Aus den Kölner Schadstoffberichten war ersichtlich, dass noch immer viele Lehrer und Schüler täglich toxischer Luft ausgesetzt sind. Andere Städte haben solche Berichte nicht in gleicher Ausführlichkeit veröffentlicht. Aufgrund der INA-Umfrage ist jedoch anzunehmen, dass dort eine ähnliche Lage herrscht. Eine kommunenübergreifende, öffentlich verfügbare Übersicht gibt es weder bei der Länderregierung noch beim Städterat. Grund: Die gegenwärtige gesetzliche Regelung überträgt die Verantwortung auf die Kommunen, die das Problem selbständig lösen müssen.

Vernachlässigung

Das Thema Schadstoffe an Schulen ist durch zahlreiche Einzelfallschilderungen bekannt. Eine flächenübergreifende Übersicht ist bislang nicht bekannt. Aufgrund der rechtlichen Zuständigkeitsregelung wird das Thema nur kommunal, aber nicht auf Landesebene behandelt. Auch ein dokumentierter Informationsaustausch der Kommunen im Rahmen des Städtebundes findet unseren Recherchen zufolge nicht statt.

Durch vereinzelte Sensationsberichte in der „Welt“, der „Zeit“, im „Spiegel“ und im ZDF, wird vor allem auf Regional- und Lokalebene berichtet, beispielsweise in der Rheinischen Post, der Stuttgarter Zeitung, der Saarbrücker Zeitung, der Frankfurter Rundschau und dem Hamburger Abendblatt darüber berichtet. Eine bundesweite, vom Einzelfall losgelöste Berichterstattung findet jedoch nicht statt, obwohl dies möglich und nötig wäre, um die Tragweite des Problems zu schildern.

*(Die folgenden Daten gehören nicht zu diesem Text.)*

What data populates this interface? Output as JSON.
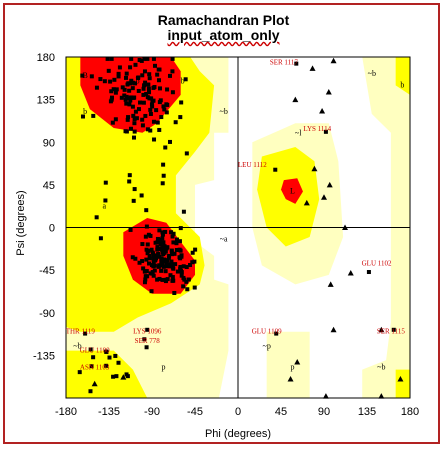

Die Schadstoffberichte der Stadt Köln wurden nur im Kölner Stadtanzeiger 2001 und 2003 aufgegriffen. Die umfangreichen Asbestbefunde wurden nicht thematisiert. Nur in einem Artikel wurde erwähnt, dass der Schadstoffbericht darüber keine Auskunft gibt. Die Presse zitierte nur einzelne Auswertungen des Kölner Gesundheitsamts, obwohl diese dazu veranlassen sollten, nach einer Gesamtauswertung zu fragen.

Da es sich um ein bundesweites Problem handelt, könnte Köln auch für andere Städte Vorbild sein. Diese erfahren jedoch aus ihren lokalen oder aus den überregionalen Medien nichts von den Veröffentlichungen der Schadstoff-Berichte.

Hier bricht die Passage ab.